In a country where the wait for citizenship can last up to a decade, legal residents of the U.S. should have this right, supporters argue.
"We're in the midst of the largest migration of human beings in history," said Ron Hayduk, a political science professor and author of the 2006 book "Democracy for All: Restoring Immigrant Voting Rights in the United States." "Who is a real American? What is America becoming?"
Other countries around the world are facing similar questions. At least 24 nations let non-citizens vote at some level. European Union members allow resident aliens from other EU countries to vote in local elections. New Zealand lets any resident of a year or morevote in local and even national elections. Chile and Uruguay also allow non-citizen voting at the national level.
These days, even cities like New York are increasingly interested in granting voting rights to the non-citizens they attract in high numbers, said David Earnest, an international studies professor and author of the upcoming book "Old Nations, New Voters."
The attitude toward non-citizen voting was more open in 19th century America, Earnest said. States used it as an incentive to attract immigrants and put them on the path to citizenship. Echoes of the Revolutionary War cry "No taxation without representation" also counted. At its height in 1875, at least 22 states allowed non-citizen voters.
But that started to fade as the great wave of immigration around the start of the 20th century raised public suspicions of the newcomers and their loyalties.
Councilman Charles Barron, the sponsor of the Voting Rights Restoration Act in the New York City Council, said that years ago, when immigrants were mostly European, they had voting rights.

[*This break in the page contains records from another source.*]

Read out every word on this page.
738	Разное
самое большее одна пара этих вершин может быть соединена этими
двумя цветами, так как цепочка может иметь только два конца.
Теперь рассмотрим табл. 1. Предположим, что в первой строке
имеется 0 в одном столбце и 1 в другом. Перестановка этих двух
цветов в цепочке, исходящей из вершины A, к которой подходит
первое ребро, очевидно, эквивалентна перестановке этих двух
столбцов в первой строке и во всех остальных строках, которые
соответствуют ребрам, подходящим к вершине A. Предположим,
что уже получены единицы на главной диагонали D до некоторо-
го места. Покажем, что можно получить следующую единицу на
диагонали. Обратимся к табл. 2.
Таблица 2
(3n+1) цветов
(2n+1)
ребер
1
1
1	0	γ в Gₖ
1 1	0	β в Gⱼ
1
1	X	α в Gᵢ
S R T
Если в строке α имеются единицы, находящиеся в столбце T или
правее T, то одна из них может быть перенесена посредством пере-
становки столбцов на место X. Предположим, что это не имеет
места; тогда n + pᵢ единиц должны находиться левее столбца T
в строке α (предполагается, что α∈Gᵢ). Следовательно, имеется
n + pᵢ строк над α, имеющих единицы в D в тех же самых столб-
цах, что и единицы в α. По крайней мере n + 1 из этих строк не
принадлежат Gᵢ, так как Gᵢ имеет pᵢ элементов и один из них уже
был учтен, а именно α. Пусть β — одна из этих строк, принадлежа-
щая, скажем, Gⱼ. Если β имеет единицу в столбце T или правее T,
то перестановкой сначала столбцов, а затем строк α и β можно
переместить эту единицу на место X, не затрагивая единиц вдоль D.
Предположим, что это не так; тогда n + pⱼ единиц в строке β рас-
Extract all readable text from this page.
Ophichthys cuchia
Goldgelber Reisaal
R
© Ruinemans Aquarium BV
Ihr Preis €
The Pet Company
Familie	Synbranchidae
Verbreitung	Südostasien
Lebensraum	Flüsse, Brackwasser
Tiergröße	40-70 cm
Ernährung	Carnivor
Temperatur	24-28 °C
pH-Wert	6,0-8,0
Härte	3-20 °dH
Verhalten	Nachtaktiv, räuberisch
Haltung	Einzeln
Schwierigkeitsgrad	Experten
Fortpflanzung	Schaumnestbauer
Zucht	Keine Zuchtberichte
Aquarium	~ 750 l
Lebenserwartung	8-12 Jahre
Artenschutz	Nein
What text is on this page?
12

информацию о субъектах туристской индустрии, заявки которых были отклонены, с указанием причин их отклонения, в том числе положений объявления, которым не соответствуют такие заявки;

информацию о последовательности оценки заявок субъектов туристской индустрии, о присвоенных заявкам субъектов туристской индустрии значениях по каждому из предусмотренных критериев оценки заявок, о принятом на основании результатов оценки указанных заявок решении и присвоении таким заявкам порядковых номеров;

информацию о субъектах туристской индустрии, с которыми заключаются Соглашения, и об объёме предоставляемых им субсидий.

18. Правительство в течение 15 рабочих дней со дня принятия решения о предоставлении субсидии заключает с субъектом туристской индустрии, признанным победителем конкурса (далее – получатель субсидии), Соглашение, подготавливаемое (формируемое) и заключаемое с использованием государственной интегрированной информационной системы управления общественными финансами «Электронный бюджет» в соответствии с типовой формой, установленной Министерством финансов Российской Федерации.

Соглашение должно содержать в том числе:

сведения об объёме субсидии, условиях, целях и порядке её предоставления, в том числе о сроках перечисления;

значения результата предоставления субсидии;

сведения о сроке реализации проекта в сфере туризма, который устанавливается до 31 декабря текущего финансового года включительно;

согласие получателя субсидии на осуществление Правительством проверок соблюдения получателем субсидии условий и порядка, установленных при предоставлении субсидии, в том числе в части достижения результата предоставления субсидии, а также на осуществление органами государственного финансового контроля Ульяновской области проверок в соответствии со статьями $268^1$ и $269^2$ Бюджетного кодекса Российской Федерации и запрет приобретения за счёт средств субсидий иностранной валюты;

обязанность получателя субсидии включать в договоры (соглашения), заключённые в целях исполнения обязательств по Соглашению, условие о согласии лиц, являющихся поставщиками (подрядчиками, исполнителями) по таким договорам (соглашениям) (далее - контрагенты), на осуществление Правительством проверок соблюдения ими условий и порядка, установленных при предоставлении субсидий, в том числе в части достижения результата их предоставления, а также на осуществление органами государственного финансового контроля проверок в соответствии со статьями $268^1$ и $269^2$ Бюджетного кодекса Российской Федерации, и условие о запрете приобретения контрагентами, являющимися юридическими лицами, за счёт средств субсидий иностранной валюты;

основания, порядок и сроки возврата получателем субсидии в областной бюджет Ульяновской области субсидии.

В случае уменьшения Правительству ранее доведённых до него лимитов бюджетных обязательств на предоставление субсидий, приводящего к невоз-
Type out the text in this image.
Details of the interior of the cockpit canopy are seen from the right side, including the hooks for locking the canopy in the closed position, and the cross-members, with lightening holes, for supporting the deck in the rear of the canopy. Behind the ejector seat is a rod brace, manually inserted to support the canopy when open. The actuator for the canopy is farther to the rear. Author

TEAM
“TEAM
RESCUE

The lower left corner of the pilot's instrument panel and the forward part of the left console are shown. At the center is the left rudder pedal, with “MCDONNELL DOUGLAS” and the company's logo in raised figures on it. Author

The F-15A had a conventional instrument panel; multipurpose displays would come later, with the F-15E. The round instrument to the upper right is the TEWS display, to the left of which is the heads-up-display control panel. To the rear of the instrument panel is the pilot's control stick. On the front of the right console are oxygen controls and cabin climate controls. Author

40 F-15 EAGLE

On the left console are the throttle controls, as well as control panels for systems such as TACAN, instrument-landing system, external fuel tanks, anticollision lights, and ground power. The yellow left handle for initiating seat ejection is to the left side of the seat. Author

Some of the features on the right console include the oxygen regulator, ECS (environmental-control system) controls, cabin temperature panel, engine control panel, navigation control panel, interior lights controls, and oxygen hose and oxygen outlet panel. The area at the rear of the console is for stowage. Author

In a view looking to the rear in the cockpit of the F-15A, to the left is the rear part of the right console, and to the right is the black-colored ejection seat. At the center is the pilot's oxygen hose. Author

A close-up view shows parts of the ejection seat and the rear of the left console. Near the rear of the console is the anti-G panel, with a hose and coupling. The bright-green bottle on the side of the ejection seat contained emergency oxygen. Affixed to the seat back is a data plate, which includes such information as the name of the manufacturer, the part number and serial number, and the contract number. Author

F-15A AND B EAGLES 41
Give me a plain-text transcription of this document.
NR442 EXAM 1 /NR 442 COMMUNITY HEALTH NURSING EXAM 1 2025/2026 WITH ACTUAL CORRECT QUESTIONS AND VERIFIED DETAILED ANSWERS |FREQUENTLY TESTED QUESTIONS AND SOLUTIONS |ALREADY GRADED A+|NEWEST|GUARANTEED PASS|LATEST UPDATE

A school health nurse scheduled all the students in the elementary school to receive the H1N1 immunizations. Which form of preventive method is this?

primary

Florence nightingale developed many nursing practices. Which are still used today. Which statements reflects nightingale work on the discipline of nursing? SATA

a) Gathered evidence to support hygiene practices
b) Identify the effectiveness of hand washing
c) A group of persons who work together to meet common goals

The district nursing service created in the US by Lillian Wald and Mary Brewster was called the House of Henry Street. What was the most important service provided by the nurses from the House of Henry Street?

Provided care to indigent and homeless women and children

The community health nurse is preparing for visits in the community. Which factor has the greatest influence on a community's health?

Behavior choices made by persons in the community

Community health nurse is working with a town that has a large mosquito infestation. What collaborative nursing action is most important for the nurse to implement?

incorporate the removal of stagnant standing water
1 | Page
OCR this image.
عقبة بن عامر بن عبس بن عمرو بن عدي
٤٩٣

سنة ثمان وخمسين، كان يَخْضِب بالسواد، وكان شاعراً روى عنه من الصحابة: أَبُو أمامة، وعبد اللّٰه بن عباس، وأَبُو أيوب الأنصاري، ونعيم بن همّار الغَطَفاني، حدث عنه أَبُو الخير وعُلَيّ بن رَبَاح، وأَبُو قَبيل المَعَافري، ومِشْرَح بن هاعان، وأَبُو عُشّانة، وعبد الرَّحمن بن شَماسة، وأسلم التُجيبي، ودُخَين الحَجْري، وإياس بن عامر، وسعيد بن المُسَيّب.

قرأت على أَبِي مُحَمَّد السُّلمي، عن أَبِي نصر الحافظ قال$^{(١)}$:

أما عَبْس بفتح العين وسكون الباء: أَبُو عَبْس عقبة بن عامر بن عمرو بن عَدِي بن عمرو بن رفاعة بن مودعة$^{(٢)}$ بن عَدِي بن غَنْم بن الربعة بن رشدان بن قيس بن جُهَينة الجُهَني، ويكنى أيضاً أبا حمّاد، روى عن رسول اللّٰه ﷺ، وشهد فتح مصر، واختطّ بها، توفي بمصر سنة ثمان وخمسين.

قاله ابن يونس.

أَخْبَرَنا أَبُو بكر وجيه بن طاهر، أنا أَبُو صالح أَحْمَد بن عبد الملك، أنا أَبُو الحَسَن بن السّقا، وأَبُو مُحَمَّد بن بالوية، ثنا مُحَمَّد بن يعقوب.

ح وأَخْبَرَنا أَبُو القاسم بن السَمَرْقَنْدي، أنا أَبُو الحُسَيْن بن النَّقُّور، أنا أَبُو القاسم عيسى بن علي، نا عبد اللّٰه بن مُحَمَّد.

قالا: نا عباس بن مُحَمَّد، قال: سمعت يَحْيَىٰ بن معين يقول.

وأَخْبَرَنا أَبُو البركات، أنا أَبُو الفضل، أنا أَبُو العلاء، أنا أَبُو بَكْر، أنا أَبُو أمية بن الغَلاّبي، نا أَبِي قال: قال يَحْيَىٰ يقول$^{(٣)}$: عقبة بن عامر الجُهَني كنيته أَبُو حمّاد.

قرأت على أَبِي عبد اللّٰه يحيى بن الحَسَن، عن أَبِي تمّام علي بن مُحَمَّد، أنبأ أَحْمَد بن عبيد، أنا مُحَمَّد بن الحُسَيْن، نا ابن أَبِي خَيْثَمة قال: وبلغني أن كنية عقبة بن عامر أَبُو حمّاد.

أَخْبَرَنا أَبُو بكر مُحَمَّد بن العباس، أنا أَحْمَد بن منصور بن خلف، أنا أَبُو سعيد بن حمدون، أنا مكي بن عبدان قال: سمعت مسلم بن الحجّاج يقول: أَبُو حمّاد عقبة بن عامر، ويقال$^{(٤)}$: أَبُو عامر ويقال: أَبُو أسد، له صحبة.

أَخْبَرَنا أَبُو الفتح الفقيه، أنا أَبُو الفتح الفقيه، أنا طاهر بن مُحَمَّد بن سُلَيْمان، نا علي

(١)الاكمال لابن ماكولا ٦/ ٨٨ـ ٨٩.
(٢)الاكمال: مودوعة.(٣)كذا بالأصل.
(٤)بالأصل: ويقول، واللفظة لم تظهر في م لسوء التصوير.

"Then when the complexion of immigrants changes, then all of a sudden, the laws change," Barron, who represents a Brooklyn district with a large immigrant population, told the New York Post.
Now non-citizen voting is so rare that it surprises even some U.S. immigration officials when they encounter it. The city clerk in Takoma Park, Maryland, where non-citizens can vote in local elections, keeps a form letter handy to explain the situation.
"When a person applies for citizenship, one of the questions is, 'Have you ever voted in an election?"' the clerk, Jessie Carpenter, said. "Naturally, they say they have. The (immigration authorities) don't really like that answer."
The number of non-citizens registered to vote is up in Takoma Park, but the number actually voting is down. In 2005, just 4 percent of 570 people voted, compared to 25 percent of 287 people in 1997, the AP reports.
"I think they lose interest," said Stanley Renshon, a political science professor who provided the numbers as part of an ongoing study of the issue. "They've got a lot more things to worry about."
But Rudiger looks forward to having the same right in New York that she had in another adopted city, London, where she lived and voted in local elections before coming to the United States.
"I have a job interview tomorrow with the New York City government," she added. "It's paradoxical that I could work for it but not vote for it."